Abstract

Abstract Natural killer (NK) cells are innate lymphoid cells critical for host defense against viral infection and malignant transformation. NK cells exhibit innate immunologic memory in response to specific haptens, viruses, or combined cytokine pre-activation. Human cytokine-induced memory-like NK cells, generated by overnight pre-activation with IL-12, IL-15, and IL-18, respond more robustly to numerous stimuli (including leukemia target cells) for weeks to months following the initial activation. The mechanisms responsible for the enhanced effector function of human memory-like NK cells are poorly understood. We hypothesized that memory-like NK cell differentiation alters the balance of signal integration downstream of activating and inhibitory receptors.
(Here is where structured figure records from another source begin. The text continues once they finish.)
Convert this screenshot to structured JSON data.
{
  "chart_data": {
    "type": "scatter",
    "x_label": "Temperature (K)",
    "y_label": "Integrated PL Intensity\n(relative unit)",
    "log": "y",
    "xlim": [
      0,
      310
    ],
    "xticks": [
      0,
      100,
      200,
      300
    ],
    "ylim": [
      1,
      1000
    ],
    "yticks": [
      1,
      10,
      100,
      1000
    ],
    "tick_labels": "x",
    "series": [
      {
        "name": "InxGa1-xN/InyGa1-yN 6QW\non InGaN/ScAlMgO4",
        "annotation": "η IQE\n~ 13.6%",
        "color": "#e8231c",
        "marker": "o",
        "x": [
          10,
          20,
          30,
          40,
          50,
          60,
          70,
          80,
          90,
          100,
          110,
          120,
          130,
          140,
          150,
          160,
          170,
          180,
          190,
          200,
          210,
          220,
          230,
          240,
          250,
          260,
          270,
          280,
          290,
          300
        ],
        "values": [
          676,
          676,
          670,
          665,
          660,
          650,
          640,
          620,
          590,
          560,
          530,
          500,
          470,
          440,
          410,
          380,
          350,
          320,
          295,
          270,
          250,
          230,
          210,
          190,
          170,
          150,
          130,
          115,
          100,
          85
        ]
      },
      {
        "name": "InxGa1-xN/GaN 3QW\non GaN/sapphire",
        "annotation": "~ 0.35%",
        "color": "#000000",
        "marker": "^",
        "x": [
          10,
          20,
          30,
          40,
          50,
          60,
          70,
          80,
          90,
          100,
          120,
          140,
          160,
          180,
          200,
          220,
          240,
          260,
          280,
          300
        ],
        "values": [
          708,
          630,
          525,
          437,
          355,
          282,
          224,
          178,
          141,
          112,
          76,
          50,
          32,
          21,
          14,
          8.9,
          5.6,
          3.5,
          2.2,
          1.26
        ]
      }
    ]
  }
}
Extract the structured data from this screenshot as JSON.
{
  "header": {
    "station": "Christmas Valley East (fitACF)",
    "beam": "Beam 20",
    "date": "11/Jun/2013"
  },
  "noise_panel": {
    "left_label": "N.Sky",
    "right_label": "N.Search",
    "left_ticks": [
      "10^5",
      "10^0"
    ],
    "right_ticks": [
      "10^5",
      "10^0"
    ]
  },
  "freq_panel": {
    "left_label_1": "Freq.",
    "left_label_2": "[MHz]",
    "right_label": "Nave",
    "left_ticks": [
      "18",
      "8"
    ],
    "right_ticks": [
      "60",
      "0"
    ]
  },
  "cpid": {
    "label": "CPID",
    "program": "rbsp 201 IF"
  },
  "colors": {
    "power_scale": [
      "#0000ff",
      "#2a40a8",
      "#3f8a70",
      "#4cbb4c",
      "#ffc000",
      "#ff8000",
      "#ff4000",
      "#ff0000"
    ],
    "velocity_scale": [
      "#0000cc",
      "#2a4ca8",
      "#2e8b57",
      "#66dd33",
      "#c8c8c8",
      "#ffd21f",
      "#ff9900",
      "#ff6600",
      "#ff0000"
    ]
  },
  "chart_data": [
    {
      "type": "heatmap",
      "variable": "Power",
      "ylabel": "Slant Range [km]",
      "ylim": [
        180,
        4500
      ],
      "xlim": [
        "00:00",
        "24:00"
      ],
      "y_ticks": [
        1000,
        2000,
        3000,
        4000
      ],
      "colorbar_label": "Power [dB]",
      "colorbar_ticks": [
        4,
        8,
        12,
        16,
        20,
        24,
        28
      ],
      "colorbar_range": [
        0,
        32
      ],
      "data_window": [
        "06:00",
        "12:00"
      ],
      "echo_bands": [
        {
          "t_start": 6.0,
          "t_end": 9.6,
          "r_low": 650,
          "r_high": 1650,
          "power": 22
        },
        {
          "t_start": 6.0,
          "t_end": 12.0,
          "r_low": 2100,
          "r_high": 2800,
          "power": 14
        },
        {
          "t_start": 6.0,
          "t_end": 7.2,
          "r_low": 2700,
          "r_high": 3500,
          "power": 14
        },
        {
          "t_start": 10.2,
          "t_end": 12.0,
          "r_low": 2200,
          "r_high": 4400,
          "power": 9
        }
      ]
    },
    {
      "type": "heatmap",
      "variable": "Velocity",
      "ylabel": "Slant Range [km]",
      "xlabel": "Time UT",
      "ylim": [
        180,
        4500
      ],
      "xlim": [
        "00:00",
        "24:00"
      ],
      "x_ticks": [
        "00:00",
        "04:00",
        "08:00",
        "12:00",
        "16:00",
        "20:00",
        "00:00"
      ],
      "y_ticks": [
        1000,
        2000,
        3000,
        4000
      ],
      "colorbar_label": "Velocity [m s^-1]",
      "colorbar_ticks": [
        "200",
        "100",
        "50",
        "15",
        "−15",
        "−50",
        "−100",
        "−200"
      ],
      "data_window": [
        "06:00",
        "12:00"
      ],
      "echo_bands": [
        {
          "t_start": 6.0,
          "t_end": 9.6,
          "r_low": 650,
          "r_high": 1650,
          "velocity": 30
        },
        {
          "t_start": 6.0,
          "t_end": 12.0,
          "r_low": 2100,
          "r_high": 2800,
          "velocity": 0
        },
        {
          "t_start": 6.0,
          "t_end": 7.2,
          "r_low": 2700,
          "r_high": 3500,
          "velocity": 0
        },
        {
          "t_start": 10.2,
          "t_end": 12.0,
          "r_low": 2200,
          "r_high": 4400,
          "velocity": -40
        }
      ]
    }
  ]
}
NK cells achieve functional competence through self-MHC class I interactions (licensing) during maturation; if this does not occur, NK cells remain anergic. We tested this hypothesis using normal donors with licensed and unlicensed NK cell populations. We observed that cytokine pre-activation increases IFN-γ production by both licensed and unlicensed NK cells in response to tumor targets, activating receptor (FcγRIIIa) ligation, or cytokine stimulation. In fact, in response to cytokine stimulation, memory-like NK cells produce significantly more IFN-γ than controls with no impact of licensing. We observed no difference in the expression level of several signaling adaptor molecules or in phospho-signaling downstream of FcγRIIIa ligation in memory-like vs. control NK cells. We are currently investigating epigenetic modification of the IFN-γ gene locus in memory-like NK cells as a potential mechanism for their enhanced function; updated results will be presented.